Rural U.S. shrinks as young flee for the cities

Max Miller

As young men and women leave rural communities, the current aging population continues to dwindle and younger generations move to more populated and prosperous locations.
 According to the Financial Times, “an analysis of U.S. Census Bureau data by the Department of Agriculture found that although population growth in America’s rural heartland has risen and fallen for decades with changes in the U.S. economy, the pace of decline accelerated in years in 2010-12. For the first time in U.S. history, the natural increase in population — total births minus deaths were alarming to offset the catastrophic loss of those migrating away to the larger metropolitans.”

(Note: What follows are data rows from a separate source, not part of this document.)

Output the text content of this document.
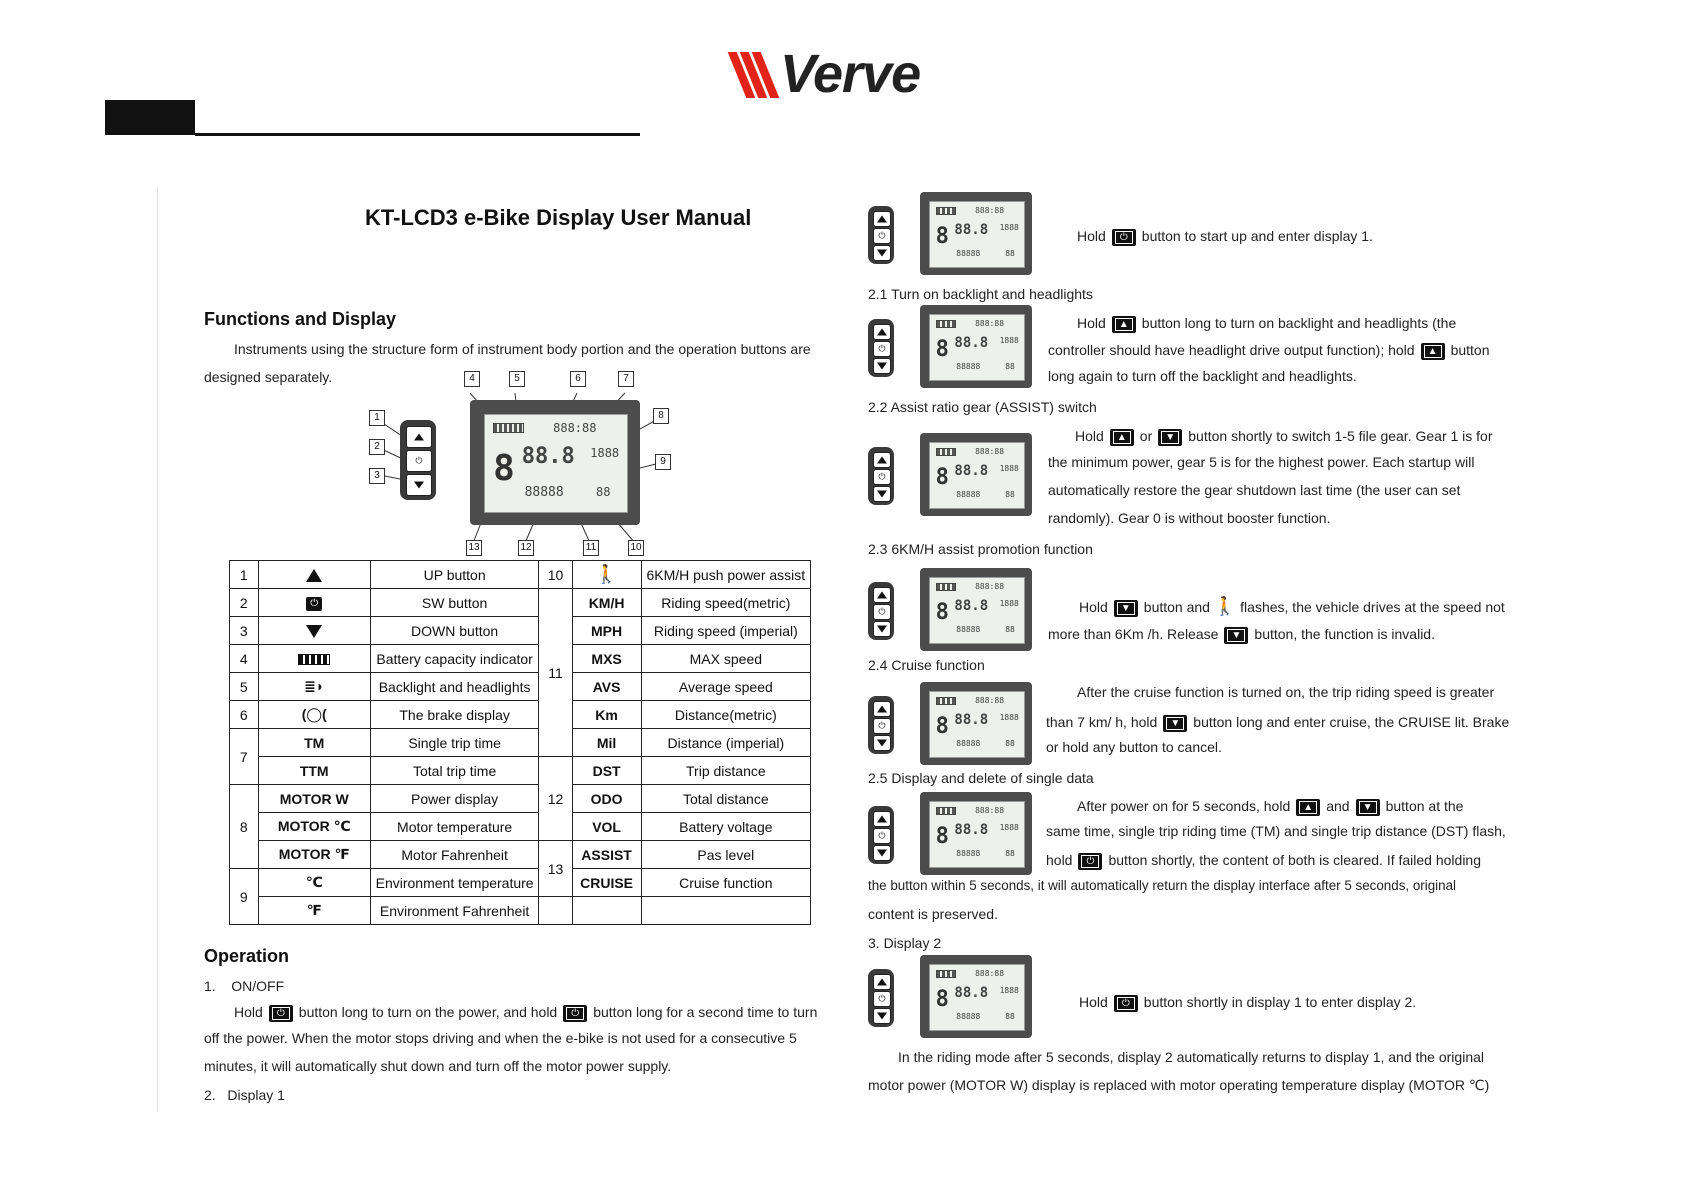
Verve
KT-LCD3 e-Bike Display User Manual
Functions and Display
Instruments using the structure form of instrument body portion and the operation buttons are
designed separately.
1
2
3
4	5	6	7
8
9
10
11
12
13
⏻
888:88
8 88.8 1888
88888	88
1		UP button	10	🚶	6KM/H push power assist
2	⏻	SW button	11	KM/H	Riding speed(metric)
3		DOWN button		MPH	Riding speed (imperial)
4		Battery capacity indicator		MXS	MAX speed
5	≣◗	Backlight and headlights		AVS	Average speed
6	(◯(	The brake display		Km	Distance(metric)
7	TM	Single trip time		Mil	Distance (imperial)
	TTM	Total trip time	12	DST	Trip distance
8	MOTOR W	Power display		ODO	Total distance
	MOTOR ℃	Motor temperature		VOL	Battery voltage
	MOTOR ℉	Motor Fahrenheit	13	ASSIST	Pas level
9	℃	Environment temperature		CRUISE	Cruise function
	℉	Environment Fahrenheit			
Operation
1. ON/OFF
Hold	⏻	button long to turn on the power, and hold	⏻	button long for a second time to turn
off the power. When the motor stops driving and when the e-bike is not used for a consecutive 5
minutes, it will automatically shut down and turn off the motor power supply.
2. Display 1
⏻
888:88
8 88.8 1888
88888	88
⏻
888:88
8 88.8 1888
88888	88
⏻
888:88
8 88.8 1888
88888	88
⏻
888:88
8 88.8 1888
88888	88
⏻
888:88
8 88.8 1888
88888	88
⏻
888:88
8 88.8 1888
88888	88
⏻
888:88
8 88.8 1888
88888	88
Hold	⏻	button to start up and enter display 1.
2.1 Turn on backlight and headlights
Hold	▲ button long to turn on backlight and headlights (the
controller should have headlight drive output function); hold	▲ button
long again to turn off the backlight and headlights.
2.2 Assist ratio gear (ASSIST) switch
Hold	▲ or	▼ button shortly to switch 1-5 file gear. Gear 1 is for
the minimum power, gear 5 is for the highest power. Each startup will
automatically restore the gear shutdown last time (the user can set
randomly). Gear 0 is without booster function.
2.3 6KM/H assist promotion function
Hold	▼ button and 🚶 flashes, the vehicle drives at the speed not
more than 6Km /h. Release	▼ button, the function is invalid.
2.4 Cruise function
After the cruise function is turned on, the trip riding speed is greater
than 7 km/ h, hold	▼ button long and enter cruise, the CRUISE lit. Brake
or hold any button to cancel.
2.5 Display and delete of single data
After power on for 5 seconds, hold	▲ and	▼ button at the
same time, single trip riding time (TM) and single trip distance (DST) flash,
hold	⏻	button shortly, the content of both is cleared. If failed holding
the button within 5 seconds, it will automatically return the display interface after 5 seconds, original
content is preserved.
3. Display 2
Hold	⏻	button shortly in display 1 to enter display 2.
In the riding mode after 5 seconds, display 2 automatically returns to display 1, and the original
motor power (MOTOR W) display is replaced with motor operating temperature display (MOTOR ℃)
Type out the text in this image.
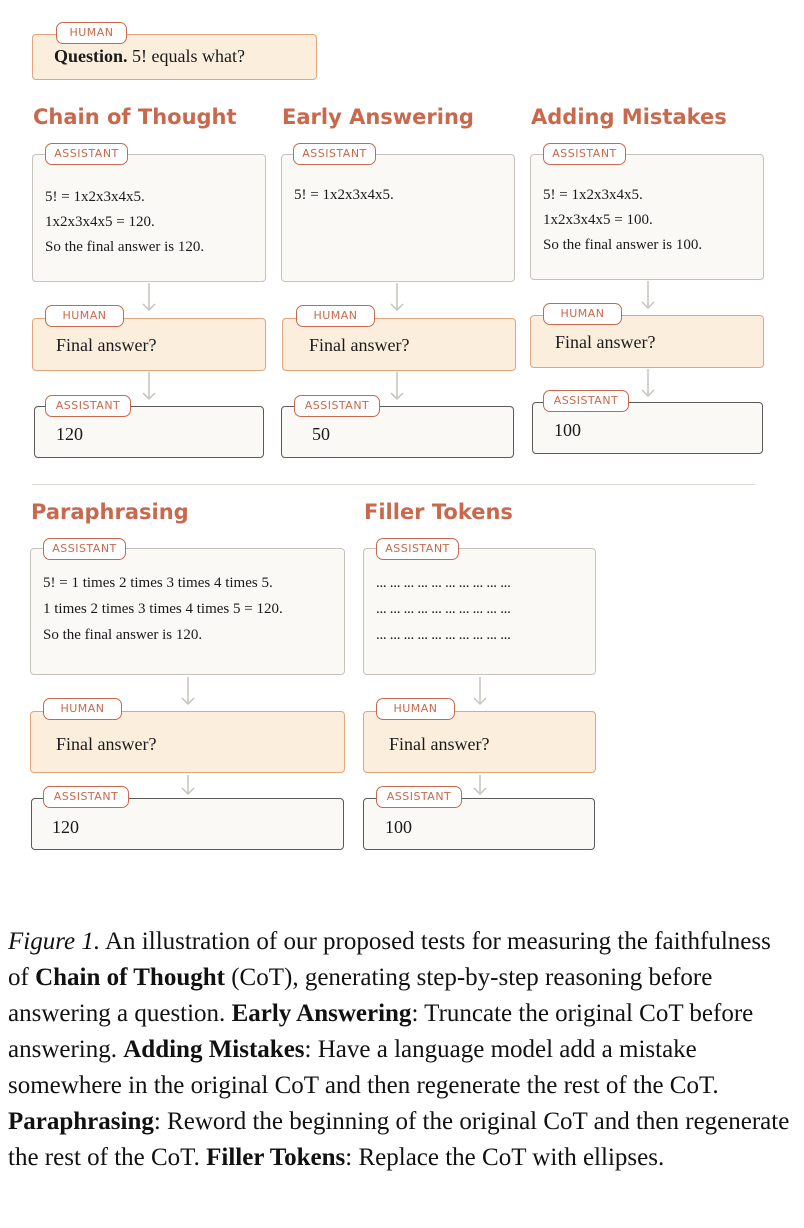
Question. 5! equals what?
HUMAN
Chain of Thought
5! = 1x2x3x4x5.
1x2x3x4x5 = 120.
So the final answer is 120.
ASSISTANT
Final answer?
HUMAN
120
ASSISTANT
Early Answering
5! = 1x2x3x4x5.
ASSISTANT
Final answer?
HUMAN
50
ASSISTANT
Adding Mistakes
5! = 1x2x3x4x5.
1x2x3x4x5 = 100.
So the final answer is 100.
ASSISTANT
Final answer?
HUMAN
100
ASSISTANT
Paraphrasing
5! = 1 times 2 times 3 times 4 times 5.
1 times 2 times 3 times 4 times 5 = 120.
So the final answer is 120.
ASSISTANT
Final answer?
HUMAN
120
ASSISTANT
Filler Tokens
... ... ... ... ... ... ... ... ... ...
... ... ... ... ... ... ... ... ... ...
... ... ... ... ... ... ... ... ... ...
ASSISTANT
Final answer?
HUMAN
100
ASSISTANT
Figure 1. An illustration of our proposed tests for measuring the faithfulness of Chain of Thought (CoT), generating step-by-step reasoning before answering a question. Early Answering: Truncate the original CoT before answering. Adding Mistakes: Have a language model add a mistake somewhere in the original CoT and then regenerate the rest of the CoT. Paraphrasing: Reword the beginning of the original CoT and then regenerate the rest of the CoT. Filler Tokens: Replace the CoT with ellipses.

Rural  areas have declined for decades as cities thrived, but in certain areas the rural U.S. have seen some growth. In South Dakota, where previously people left the state due to lack of economic opportunity, some are returning because of job opportunities related to the booming oil and gas sector.
That’s not the case elsewhere in the rest of the Midwest and Rust Belt states that are being hit the worst, as the young flock to economic prosperity in other regions.
In contrast to the mass exodus in many rural communities, one demographic that is taking advantage of the low cost of living associated with rural communities is Hispanics.
Losing young people in their 20’s and 30’s has serious ramifications for the rural heartland. Young people are more likely to be the prime candidates for childbearing, and many rural regions are seeing their birthrates decline rapidly.
Many individuals who relocate to rural communities have passed the prime childbearing time in their life, which plays into rural America aging faster than the rest of the nation due to the lack of offspring being brought up in these communities. This fuels negative economic consequences from the quick egress of old rural America.